Aku gegas mengambil ponsel dan menghubungi kekasihku itu. Akhirnya ponsel Ryan aktif setelah berjam-jam tak bisa dihubungi. Mungkin pemandangan yang aku lihat ini alasan ponselnya tidak aktif. 

 

“Sayang! Kamu di mana?” ucapku di telepon. 

 

“Maaf, Sayang, lagi meeting di Bav dengan CEO-nya.  Ponselku kehabisan baterai jadi tidak bisa menghubungimu, ini baru aktif,” terangnya. 

 

“Ohh … di perusahaan Bav, apa CEO-nya wanita?” tanyaku dengan menahan amarah karena dia jelas berbohong. 

 

“Ha-ha-ha, prialah, Sayang! Udah, ah, jangan suka cemburu gitu, dong. Sebentar lagi kita akan menikah lho,” bujuk Ryan. 

 

“Bercanda, kok! Ok. Sampai ketemu di rumah sebentar malam.”

 

“Baiklah, Sayang! Miss you.” Ryan mematikan ponselnya dan mencium kening Kristi sembari lalu menuju mobilnya. 

 

Sial! Mereka bermain di belakangku. Kusandarkan diri di tembok ruko tempat kubersembunyi beberapa menit. Menenangkan diri melihat kelakuan mereka di belakang.

 

“Dia sudah berkhianat, ingkar dengan janji untuk selalu mencintaiku.

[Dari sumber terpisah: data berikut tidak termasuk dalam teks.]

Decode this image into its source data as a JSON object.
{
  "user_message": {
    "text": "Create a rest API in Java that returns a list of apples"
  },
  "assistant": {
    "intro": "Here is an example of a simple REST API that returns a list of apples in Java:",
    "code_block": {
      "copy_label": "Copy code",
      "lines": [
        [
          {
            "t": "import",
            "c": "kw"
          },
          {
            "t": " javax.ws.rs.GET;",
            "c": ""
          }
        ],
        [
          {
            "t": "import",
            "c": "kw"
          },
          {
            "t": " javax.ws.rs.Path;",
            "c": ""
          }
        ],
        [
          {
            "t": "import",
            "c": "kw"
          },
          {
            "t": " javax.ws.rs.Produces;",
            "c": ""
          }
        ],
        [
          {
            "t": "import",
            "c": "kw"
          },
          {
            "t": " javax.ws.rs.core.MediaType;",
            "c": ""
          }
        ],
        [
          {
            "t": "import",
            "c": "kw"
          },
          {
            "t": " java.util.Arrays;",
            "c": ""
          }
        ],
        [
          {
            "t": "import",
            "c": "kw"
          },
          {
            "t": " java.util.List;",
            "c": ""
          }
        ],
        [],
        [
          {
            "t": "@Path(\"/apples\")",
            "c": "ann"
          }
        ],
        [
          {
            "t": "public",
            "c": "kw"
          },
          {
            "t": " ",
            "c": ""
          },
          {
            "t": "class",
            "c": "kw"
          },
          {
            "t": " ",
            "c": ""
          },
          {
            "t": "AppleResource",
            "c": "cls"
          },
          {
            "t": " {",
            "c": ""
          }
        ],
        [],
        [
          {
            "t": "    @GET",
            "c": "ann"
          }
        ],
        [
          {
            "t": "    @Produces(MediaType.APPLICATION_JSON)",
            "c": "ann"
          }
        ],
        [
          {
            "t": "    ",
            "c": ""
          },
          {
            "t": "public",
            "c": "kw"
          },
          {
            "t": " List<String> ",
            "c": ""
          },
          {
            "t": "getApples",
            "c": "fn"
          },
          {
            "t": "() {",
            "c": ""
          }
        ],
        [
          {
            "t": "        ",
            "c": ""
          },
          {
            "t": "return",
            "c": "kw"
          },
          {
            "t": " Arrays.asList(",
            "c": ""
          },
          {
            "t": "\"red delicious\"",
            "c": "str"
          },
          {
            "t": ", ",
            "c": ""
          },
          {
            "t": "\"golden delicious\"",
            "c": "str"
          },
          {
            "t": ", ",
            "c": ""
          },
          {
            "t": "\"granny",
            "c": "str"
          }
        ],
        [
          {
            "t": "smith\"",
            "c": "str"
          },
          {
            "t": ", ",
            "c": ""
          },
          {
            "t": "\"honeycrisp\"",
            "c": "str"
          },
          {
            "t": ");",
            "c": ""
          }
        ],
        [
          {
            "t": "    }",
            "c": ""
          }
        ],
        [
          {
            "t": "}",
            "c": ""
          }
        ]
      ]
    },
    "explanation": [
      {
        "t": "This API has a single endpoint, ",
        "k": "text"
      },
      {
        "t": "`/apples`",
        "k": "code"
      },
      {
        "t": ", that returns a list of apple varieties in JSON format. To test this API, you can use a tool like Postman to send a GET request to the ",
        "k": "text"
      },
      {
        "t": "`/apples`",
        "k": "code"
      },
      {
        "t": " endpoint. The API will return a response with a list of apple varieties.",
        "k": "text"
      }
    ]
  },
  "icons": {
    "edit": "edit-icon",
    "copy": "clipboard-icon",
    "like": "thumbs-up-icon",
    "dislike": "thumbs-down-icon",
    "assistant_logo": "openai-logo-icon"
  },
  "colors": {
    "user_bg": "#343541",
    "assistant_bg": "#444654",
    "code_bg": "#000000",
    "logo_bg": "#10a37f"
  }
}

Haruskah pernikahan ini diteruskan? Jika tetap dilanjutkan apa mereka tetap menusukku dari belakang?” batinku.

 

Aku pun tiba di kantor setelah bergejolak dengan diri sendiri di sepanjang jalan. Melihat dan bertemu dengan Kristi di kantor seperti ada bom atom yang hendak meledak dari diri ini. Setelah kembali dari makan siang, aku menuju ruanganku. Terlihat Kristi hendak menyapa tetapi aku abaikan dengan berpura-pura menerima telepon. 

 

*

 

Suara piring terdengar nyaring di telinga. Ryan memecahkan piring yang sedari tadi kusiapkan untuk makan malam. 

 

“Sayang! Itu daging steak ternikmat yang aku hidangkan untukmu. Kau tak menghargai niat baikku,” ucapku tenang sembari mengiris daging steak. 

 

“Kau gila! Kau gila, Leni! Kenapa bisa kau dengan tenang memakan daging itu,” bantah Ryan. 

 

Ryan ke westafel untuk memuntahkan daging yang sempat dimakannya setelah aku memberi tahu jika dagingnya kudapat dari pemberian Kristi. Sayangnya saat mau mengambil es, dia melihat isi freezer yang lupa aku gembok.  

 

“Katakan! Freezer itu. Dia Kristi, kan!” 

 

Sssttt … kau membuatku muak, Ryan! Kenapa? Kau jijik memakan pangkal pahanya? Bukankah kau menikmatinya di wisma?”

 

Ryan tak berkutik setelah mendengar ucapanku sembari memukul meja dan menggertaknya. 

 

“Kau mengkhianatiku dengan sahabatku, lalu kenapa aku tidak bisa melakukan apa yang aku mau?” 

 

“Sinting! Kau sinting!” Ryan hendak keluar dari rumahku. 

 

Aku meraih pisau di atas meja kemudian hendak mendaratkan ke pergelangan tanganku sendiri. Namun, sayangnya tanganku tak teriris hingga aku teriak frustasi. Ryan berbalik ke arahku, dia pun mengambil pisau itu dengan luka yang tercipta akibat berebutan pisau. Aku pun menyerah karena kekuatannya tak sepadan dengan kekuatanku. 

 

“Leni, sadarlah! Sadarlah, maafkan aku karena telah ingkar. Maafkan aku, Leni,” ucap Ryan sembari memeluk dan menenangkanku. 

 

“Saat aku mengantar pulang Kristi, dia memamerkan cincin berlian yang diberi kekasihnya padaku. Cincin itu mirip dengan cincin yang kau berikan untukku. Dengan bangga di dalam mobil dia menceritakan kisahnya bercinta, bahkan prianya selalu memuji dan lebih menyukai pangkal pahanya daripada milik tunangannya. Dengan polosnya aku menasehati dia tentang jalan yang dia pilih itu salah, tapi dia malah mengucapkan akan merebut semua yang seharusnya menjadi miliknya. Hingga akhirnya aku melihat kalian di depan wisma dan kau! Kau berbohong padauk!” ucapku dengan amarah yang membuncah. 

 

“Ya Tuhan! Leni, maafkan aku, aku tak tahu jika Kristi bercerita semuanya padamu, maafkan aku, Leni! Kumohon, sadarlah,” bujuk Ryan. 

 

“Tanpa pikir panjang, aku beralasan untuk mampir ke rumah dulu sebelum aku mengantarnya.” Ketika sampai di rumah, dia duduk di sofa itu dan mengatakan semuanya.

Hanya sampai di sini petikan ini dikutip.